Ich hingegen sitze gerade an meinem iPad und schreibe mit der Dame, die sich heute Abend um mein Aussehen kümmern soll. Gina, die sich auf Tour oder im Alltag, sollten wir einen Auftritt oder ähnliches haben, um mich kümmert, konnte heute nicht mit herkommen und daher macht es eine andere Frau. Sie heißt Sonja und ist eigentlich für andere zuständig, meinte aber, sie könnte mich zwischen zwei ihrer Leute noch einschieben und wurde mir daher durch den Veranstalter zugewiesen.
Sonja: Also ich bin mit dem Vorletzten Klienten um 16 Uhr fertig. Wir können uns dann etwas Zeit lassen, da der Letzte es nicht so mit Zeit und Pünktlichkeit hat."
Anissa: Kenne ich nur zu gut. Keinen Stress daher. Wir werde gegen 18.30 Uhr vom Hotel abgeholt und zur Verleihung gebracht. Das sollte wohl genug Zeit für alles sein."
Sonja: Ist alles gut. Schreibt mit später, wenn du ankommst nur die Nummer deines Zimmers, dann komme ich sofort, wenn ich bei ihm fertig bin."
Anissa: Werde ich schaffe. Danke, dass du das heute für mich machst, da ich gehört habe, dass du dich eigentlich eher nur um Männer kümmerst."
Sonja: Als das Event mir gezeigt hat, um wen ich mich kümmern soll, musste ich sofort ja sagen. Außerdem ähnelt dein Look auch dem, was ich vorher oder im Alltag bei meiner Stelle die ganze Zeit mache. Jetzt komm aber erstmal gut in München an und dann schreiben wir wieder."
Ich habe bei ihr ein gutes Gefühl. Mir wurde nicht gesagt, bei wem sie normal arbeitet und da sie es eben auch nicht erwähnt hatte, sondern immer nur von den Männern sprach, denke ich, dass sie es nicht sagen will, da es zur Geheimhaltung gehören könnte. Mir eigentlich im Grunde auch egal, Hauptsache ich sehe heute Abend bei der Verleihung ansprechend aus und ich glaube nach dem, was ich von ihr bisher gehört habe und auch mit dem Wissen, dass sie seit einigen Jahren bei den gleichen angestellt ist, wird das schon gut werden. Da mache ich mir keine Sorgen.

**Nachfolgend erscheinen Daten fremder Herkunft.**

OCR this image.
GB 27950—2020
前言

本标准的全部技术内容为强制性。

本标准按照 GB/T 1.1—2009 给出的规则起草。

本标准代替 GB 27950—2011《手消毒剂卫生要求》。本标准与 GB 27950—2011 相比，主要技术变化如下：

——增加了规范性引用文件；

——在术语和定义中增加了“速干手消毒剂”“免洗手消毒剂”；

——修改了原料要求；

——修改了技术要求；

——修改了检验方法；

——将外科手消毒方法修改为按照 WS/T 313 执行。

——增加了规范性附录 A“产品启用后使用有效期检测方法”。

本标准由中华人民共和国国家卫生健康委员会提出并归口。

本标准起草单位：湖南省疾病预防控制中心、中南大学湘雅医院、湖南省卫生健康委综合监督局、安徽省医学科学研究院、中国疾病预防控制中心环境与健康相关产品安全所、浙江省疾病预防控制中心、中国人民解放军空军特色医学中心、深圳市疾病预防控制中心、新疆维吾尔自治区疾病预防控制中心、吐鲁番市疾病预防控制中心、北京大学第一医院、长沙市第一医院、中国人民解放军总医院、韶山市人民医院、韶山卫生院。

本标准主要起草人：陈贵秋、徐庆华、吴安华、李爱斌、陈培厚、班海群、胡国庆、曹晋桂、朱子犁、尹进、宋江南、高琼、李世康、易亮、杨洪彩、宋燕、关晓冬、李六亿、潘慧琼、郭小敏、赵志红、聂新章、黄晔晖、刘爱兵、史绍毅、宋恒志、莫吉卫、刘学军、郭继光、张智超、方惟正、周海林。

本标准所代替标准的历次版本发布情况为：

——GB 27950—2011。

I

Plötzlich setzt sich Marco mit zu John und mir und daher schalte ich mein iPad aus und klappe es zu, damit ich es auf den Tisch legen kann.
Anissa: Was kann ich für dich tun?"
Marco: Gehst du mit uns heute Abend noch was trinken auf der Party?"
Ich schaue ihn mich hochgezogenen Augenbrauen an. Eigentlich hätte er sich die Frage doch selbst schon beantworten können.
Anissa: Ich bin immer bei der Party dabei Marco, aber du bist da längst schon betrunken. Claas wird versuchen nicht aufzufallen oder sich einen der Männer suchen, mit denen er auf einer Wellenlänge ist. Und Julian wird sich eine Frau suchen, mit der er schnell verschwinden kann. Egal wohin, das wissen wir beide doch auch am besten."
Marco: Ich meinte ja nur...es scheint mir so oft, als würdest du nichts mit uns zu tun haben wollen Anissa."
Anissa: Ihr seid meine besten Freunde, das wisst ihr doch. Aber wir sind in dieser Sachen halt verschieden. Ich werde was trinken und den Abend genießen, aber vermutlich wird es auch nicht mal auffallen, dass ich nicht in eurer Nähe bin."
Marco wird bedrückend still, da ich ihm indirekt vorgezeigt habe, wie sie zu mir sind und was für ein Gefühl sie mir oft vermitteln.

Ja, ich gehöre zu denen dazu und irgendwo sind wir noch immer die besten Freunde aus dem Gymnasium, die immer gerne zusammen Musik gemacht haben. Wir sind bei Schulveranstaltungen aufgetreten und haben immer davon geträumt, dass wir zusammen nach Berlin ziehen und mit unserer Musik berühmt werden. Wir wollten in ein Haus ziehen, morgens immer zusammen aufwachen, frühstücken und dann einfach Musik machen. Dass unsere Leben aber jetzt derartig unterschiedlich verlaufen sind, muss ich keinem mehr sagen und dass das eben auch okay ist. Dass wir unterschiedliche Interessen in den Jahren entwickelt haben. Andere Bedürfnisse, Sorgen und Probleme. Wir sind nicht mehr die Teenager von damals.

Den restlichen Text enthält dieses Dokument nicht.